Once again, I’ve been travelleing for work. That means lots of time to read, even though I don’t do a lot of television or movie watching. (That would require touching a hotel room remote control, and I’m not sure I want to do that.) It also means I’m writing this review without the usual templates, so forgive me if the format is off. I’ve started reading Essential Hulk Vol. 3 as well.
Title: Essential Daredevil Vol. 3
Credited to: Stan Lee (editor), Roy Thomas (scripter), Gary Friedrich (scripter), Len Wein (scripter), Gerry Conway (scripter), Gene Colan (pencils), Barry Windsor Smith (pencils), Don Heck (pencils) and Friends
Original Publication Date: A 2005 collection of issues from 1968-1970
Issues included: Daredevil #49-74 and Iron Man 35 and 36.
Cover Price: $16.99 US, $27.25 Canadian (quite the exchange rate, eh?)
Buy from Amazon.com or Amazon.ca.
A blind lawyer by day and vigilante by night, Matt Murdock (also known as Daredevil) tries to make the world a better place while dealing with his own love life and identity crisis. At this point in his career, he was still a wisecracker in combat.
The Karen Page story arc. We’ve got one of Marvel’s first unmaskings here, with a very realistic response to it.
Iron Man 35. Don Heck can draw the armour better than anyone else of the era, but storytelling skills in general (and transitions in particular) are pretty weak.
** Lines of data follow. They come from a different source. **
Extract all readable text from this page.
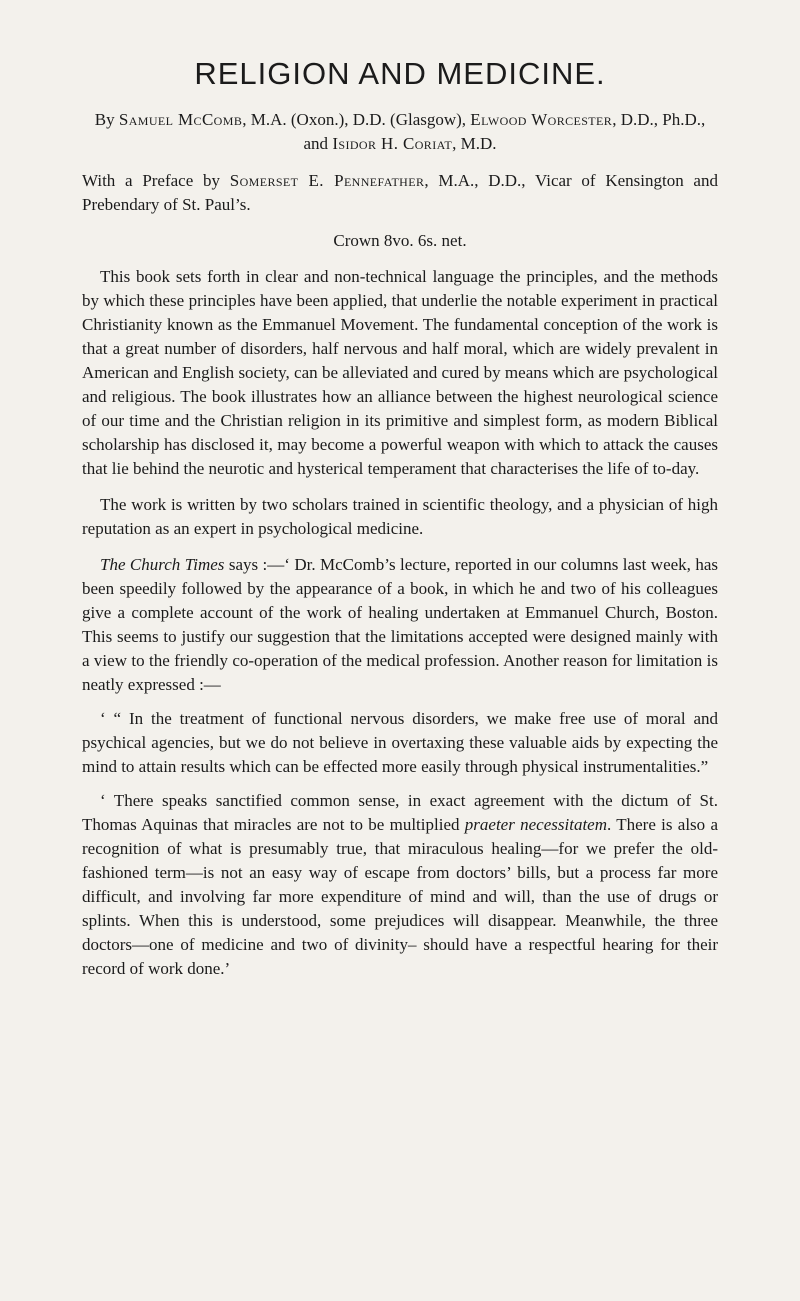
RELIGION AND MEDICINE.

By Samuel McComb, M.A. (Oxon.), D.D. (Glasgow), Elwood Worcester, D.D., Ph.D., and Isidor H. Coriat, M.D.

With a Preface by Somerset E. Pennefather, M.A., D.D., Vicar of Kensington and Prebendary of St. Paul’s.

Crown 8vo. 6s. net.

This book sets forth in clear and non-technical language the principles, and the methods by which these principles have been applied, that underlie the notable experiment in practical Christianity known as the Emmanuel Movement. The fundamental conception of the work is that a great number of disorders, half nervous and half moral, which are widely prevalent in American and English society, can be alleviated and cured by means which are psychological and religious. The book illustrates how an alliance between the highest neurological science of our time and the Christian religion in its primitive and simplest form, as modern Biblical scholarship has disclosed it, may become a powerful weapon with which to attack the causes that lie behind the neurotic and hysterical temperament that characterises the life of to-day.

The work is written by two scholars trained in scientific theology, and a physician of high reputation as an expert in psychological medicine.

The Church Times says :—‘ Dr. McComb’s lecture, reported in our columns last week, has been speedily followed by the appearance of a book, in which he and two of his colleagues give a complete account of the work of healing undertaken at Emmanuel Church, Boston. This seems to justify our suggestion that the limitations accepted were designed mainly with a view to the friendly co-operation of the medical profession. Another reason for limitation is neatly expressed :—

‘ “ In the treatment of functional nervous disorders, we make free use of moral and psychical agencies, but we do not believe in overtaxing these valuable aids by expecting the mind to attain results which can be effected more easily through physical instrumentalities.”

‘ There speaks sanctified common sense, in exact agreement with the dictum of St. Thomas Aquinas that miracles are not to be multiplied praeter necessitatem. There is also a recognition of what is presumably true, that miraculous healing—for we prefer the old-fashioned term—is not an easy way of escape from doctors’ bills, but a process far more difficult, and involving far more expenditure of mind and will, than the use of drugs or splints. When this is understood, some prejudices will disappear. Meanwhile, the three doctors—one of medicine and two of divinity– should have a respectful hearing for their record of work done.’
When the story can involve two or three changes in location on one page, it just gets confusing. (Parts of that issue didn’t make sense until I read Colan’s recap in the next issue.)
The concept of a blind superhero still feels original to me, particularly one whose depth of pain in his private life seems to go beyond the groan-inducing twists at the end of this era’s Spider-Man comics. The unmasking, the identity crisis that lasts longer than one issue, and his pursuit of Karen Page are all unique in flavour to this point in the Marvel history. Daredevil was well on his way to being the very unique superhero he is today in Marvel’s universe. I give it 5 out of 6.
I look at Gene Colan’s art here, and I’m really, really impressed by the quality of the storytelling and the detail in Matt Murdock’s life. (Note that I didn’t say Daredevil’s life; when in uniform, the background details fade, keeping the flair on the hero setting him apart from his surroundings. When the mask comes off, rich detail appears all around, pulling some of the focus off of Matt and just making him a part of the world. Look at the level of detail in some of the courtroom scenes, for example.) The dynamics of the storytelling are also excellent, and they really keep things moving. There’s a lot of material here that stands up very well, even without the original colour. I give it 6 out of 6.
The stories are rife with Daredevil’s greatest problem: really cheesy villains. Of the villains that appear in here, only Gladiator, Stilt-Man and the Jester are still around today, and the first two aren’t even villains anymore. The Jester most recently appeared in one panel on the last page of Civil War #4, and I don’t bank on him surviving that series. If these three are the cream of the crop, you’ve got a decidedly lousy crop. If it weren’t for the quality of handling Matt’s personal life, there’s nothing here that would draw people in. Weak villains lead to weak tension. I give it 4 out of 6.
The characterization is strong for Matt and his supporting cast. Unfortunately, his villains are as flat as they come. I give it 4 out of 6.
The emotional response is another category that is dragged down by a lousy rogues gallery. With villains this bad, there’s just no tension in combat, and all of the suspense comes from Matt’s (thankfully well handled) personal life. I give it 4 out of 6.
The flow is excellent for all but two issues. Those Iron Man crossover issues are just plain weak, and drag down the entire package to a mere 5 out of 6 from the perfect score it would have had.
Overall, it’s still an entertaining collection, and one in which Daredevil is starting to be set apart as a character as well as a comic book. He originally felt like a Spider-Man knock off with a gimmick, but he’s starting to really move away from that here. Spider-Man was the character who managed to eventually date whichever girl he was interested in, and dealt with lots of grudge-holding bank robbers. Daredevil was starting to carve out more political territory, and when he did seem to finally get the girl, he couldn’t manage to hold on to her for long. Once Bullseye and Frank Miller come aboard, we’ll really have a different character on our hands. I give it 5 out of 6.
In total, Essential Daredevil Vol. 3 receives 33 out of 42.